Normally, when charges are proposed, the articles of charges are first served on the officer, who is allowed 30 days to submit a written statement and request inspection of relevant records. Only after this process are the papers placed before the competent authorities and, where required, forwarded to the Government of India. In this case, sources say, the Secretariat has short-circuited the procedure by sending an undisclosed documents straight to New Delhi, virtually creating “a new law” inside the Secretariat corridors.

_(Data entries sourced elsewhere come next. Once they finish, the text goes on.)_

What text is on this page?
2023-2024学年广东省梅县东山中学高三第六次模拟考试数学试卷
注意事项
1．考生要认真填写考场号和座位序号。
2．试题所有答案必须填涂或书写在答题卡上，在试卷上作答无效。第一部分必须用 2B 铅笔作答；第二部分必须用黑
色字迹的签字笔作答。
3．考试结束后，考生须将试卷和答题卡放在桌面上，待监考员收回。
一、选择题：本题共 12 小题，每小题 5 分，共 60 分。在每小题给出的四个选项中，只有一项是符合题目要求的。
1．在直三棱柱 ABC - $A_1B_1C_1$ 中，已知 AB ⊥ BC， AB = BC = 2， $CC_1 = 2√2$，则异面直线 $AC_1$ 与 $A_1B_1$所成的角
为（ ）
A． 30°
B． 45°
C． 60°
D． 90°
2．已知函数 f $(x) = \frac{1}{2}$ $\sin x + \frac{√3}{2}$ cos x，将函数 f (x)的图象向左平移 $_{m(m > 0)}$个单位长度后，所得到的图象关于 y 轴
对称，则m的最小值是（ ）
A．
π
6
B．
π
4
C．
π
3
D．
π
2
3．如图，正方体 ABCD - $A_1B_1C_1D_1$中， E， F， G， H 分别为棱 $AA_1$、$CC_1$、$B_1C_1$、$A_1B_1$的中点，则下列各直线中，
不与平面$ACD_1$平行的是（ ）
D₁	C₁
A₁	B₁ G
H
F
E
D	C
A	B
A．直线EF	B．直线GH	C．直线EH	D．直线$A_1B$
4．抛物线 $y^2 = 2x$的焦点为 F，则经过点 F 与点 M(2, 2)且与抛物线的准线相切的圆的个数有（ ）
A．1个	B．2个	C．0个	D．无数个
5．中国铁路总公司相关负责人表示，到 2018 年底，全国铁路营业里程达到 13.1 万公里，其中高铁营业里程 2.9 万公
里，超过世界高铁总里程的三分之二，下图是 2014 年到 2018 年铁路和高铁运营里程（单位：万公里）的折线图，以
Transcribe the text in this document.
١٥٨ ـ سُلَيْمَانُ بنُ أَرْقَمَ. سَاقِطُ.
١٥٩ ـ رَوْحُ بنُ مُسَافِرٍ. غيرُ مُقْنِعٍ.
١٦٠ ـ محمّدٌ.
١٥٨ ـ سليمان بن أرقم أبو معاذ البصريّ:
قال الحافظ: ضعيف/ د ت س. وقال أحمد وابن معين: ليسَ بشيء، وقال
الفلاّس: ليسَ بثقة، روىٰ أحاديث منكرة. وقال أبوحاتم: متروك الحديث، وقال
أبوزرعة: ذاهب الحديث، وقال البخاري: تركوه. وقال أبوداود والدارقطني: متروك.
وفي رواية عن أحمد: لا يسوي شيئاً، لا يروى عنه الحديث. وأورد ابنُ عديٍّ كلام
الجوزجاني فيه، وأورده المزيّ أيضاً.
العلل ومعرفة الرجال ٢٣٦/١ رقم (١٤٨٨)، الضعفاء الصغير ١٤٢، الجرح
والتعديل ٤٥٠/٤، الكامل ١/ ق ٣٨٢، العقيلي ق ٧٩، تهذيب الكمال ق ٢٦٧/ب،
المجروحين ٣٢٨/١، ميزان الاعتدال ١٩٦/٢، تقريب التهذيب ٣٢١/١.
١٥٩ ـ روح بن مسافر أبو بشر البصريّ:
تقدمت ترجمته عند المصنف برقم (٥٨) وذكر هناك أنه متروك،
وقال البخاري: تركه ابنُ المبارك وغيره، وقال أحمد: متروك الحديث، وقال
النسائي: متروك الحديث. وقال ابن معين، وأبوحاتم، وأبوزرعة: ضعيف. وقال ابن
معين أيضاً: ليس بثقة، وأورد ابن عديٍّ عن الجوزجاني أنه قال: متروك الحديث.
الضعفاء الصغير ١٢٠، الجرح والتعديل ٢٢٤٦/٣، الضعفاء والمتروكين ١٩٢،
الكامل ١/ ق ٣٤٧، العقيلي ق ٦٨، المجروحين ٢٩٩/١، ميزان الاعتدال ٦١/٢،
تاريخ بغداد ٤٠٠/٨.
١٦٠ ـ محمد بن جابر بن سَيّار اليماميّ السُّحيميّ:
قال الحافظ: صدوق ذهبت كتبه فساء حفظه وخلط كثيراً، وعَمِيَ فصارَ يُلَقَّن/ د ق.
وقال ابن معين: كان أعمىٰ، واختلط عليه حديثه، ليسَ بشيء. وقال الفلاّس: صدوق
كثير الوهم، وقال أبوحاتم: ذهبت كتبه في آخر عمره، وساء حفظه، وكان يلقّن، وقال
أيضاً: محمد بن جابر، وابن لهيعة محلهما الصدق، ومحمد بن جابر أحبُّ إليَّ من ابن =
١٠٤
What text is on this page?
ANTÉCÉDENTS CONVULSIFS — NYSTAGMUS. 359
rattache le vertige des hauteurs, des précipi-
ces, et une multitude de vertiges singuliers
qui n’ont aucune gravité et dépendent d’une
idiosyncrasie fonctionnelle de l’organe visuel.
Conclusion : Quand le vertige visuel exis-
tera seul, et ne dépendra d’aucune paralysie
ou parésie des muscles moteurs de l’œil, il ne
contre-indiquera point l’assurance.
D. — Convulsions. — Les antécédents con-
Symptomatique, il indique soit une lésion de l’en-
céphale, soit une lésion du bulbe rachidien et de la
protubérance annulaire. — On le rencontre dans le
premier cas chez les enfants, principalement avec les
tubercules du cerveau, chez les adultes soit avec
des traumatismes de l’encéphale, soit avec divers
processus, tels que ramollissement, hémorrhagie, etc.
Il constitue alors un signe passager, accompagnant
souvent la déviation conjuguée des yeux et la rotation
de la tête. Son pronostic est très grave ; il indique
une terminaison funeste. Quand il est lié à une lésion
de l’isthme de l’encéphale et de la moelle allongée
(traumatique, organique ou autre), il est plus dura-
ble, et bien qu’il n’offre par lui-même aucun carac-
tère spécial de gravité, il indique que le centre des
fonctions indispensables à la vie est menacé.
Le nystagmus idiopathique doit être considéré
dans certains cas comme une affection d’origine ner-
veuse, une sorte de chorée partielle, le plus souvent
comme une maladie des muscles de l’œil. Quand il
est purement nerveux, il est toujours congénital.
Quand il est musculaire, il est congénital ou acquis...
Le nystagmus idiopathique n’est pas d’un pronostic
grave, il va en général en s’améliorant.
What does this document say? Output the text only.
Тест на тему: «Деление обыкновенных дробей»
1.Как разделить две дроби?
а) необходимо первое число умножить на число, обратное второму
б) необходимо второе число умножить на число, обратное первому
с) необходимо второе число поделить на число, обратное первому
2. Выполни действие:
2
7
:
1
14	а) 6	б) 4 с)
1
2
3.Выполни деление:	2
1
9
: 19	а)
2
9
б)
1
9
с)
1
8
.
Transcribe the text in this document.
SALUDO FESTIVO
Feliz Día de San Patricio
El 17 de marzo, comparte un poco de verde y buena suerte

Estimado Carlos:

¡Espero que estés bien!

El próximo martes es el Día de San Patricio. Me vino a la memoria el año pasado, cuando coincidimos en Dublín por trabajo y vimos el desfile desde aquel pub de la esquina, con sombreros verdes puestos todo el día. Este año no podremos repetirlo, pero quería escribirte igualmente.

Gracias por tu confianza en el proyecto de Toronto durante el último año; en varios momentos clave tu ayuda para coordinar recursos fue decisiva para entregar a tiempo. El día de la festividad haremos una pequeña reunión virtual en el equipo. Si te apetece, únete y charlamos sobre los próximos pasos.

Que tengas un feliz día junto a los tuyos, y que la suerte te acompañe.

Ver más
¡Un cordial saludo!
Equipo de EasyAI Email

Those close to Prasanth allege that dubious and possibly fabricated documents have been relied upon while assembling the fresh proceedings, and that the material on record does not tally with official government files, property registers and earlier submissions. They claim that these discrepancies — if established — could themselves amount to serious misconduct on the part of those driving the case. These claims are yet to be tested judicially, but they have already added a new layer of controversy to an already explosive confrontation.
The backdrop is a long-running battle between Prasanth and Chief Secretary Dr A. Jayathilak. Prasanth had accused Dr Jayathilak of massive corruption and he was immediately placed under suspension. Allegations of disproportionate assets and false Immovable Property Returns and allegations that several properties and income streams were either under-reported or entirely concealed have also surfaced against Dr. Jayathilak. Prasanth has demanded action under the All India Services (Conduct) Rules and the Prevention of Corruption Act, and has called for an independent investigation by central agencies. Supporters of the suspended officer argue that, instead of ordering a transparent inquiry into these allegations, the system has targeted the whistleblower through a series of disciplinary actions and now a prolonged suspension.
That the latest extension order is itself authenticated by Dr Jayathilak, as Chief Secretary, while his name figures centrally in the complaints made by the suspended officer, is being cited by critics as a classic case of conflict of interest. “The officer against whom serious corruption allegations have been made is signing the orders that keep the complainant out of service. At the same time, his office appears to be briefing the media in a way that shifts blame to the Centre. This is a dangerous signal to honest officers,” a retired bureaucrat commented.
Civil service associations and transparency activists warn that the combination of rolling suspensions, secret charge-sheets and selective media leaks could have a chilling effect on whistle-blowing within the system. They note that once the narrative that “Delhi has done it” takes root, public attention is diverted from the accountability of those at the State level who actually initiate such measures.
Prasanth is expected to challenge the latest extension and the alleged back-door disciplinary action before appropriate legal fora, including by demanding disclosure of all material sent to the Centre in his name. For now, G.O.(Rt) No. 4782/2025/GAD stands as an official record of the State’s decision, even as the attempt to re-write the story in the media — shifting responsibility to New Delhi — has become the central talking point in the power struggle inside Kerala’s bureaucracy.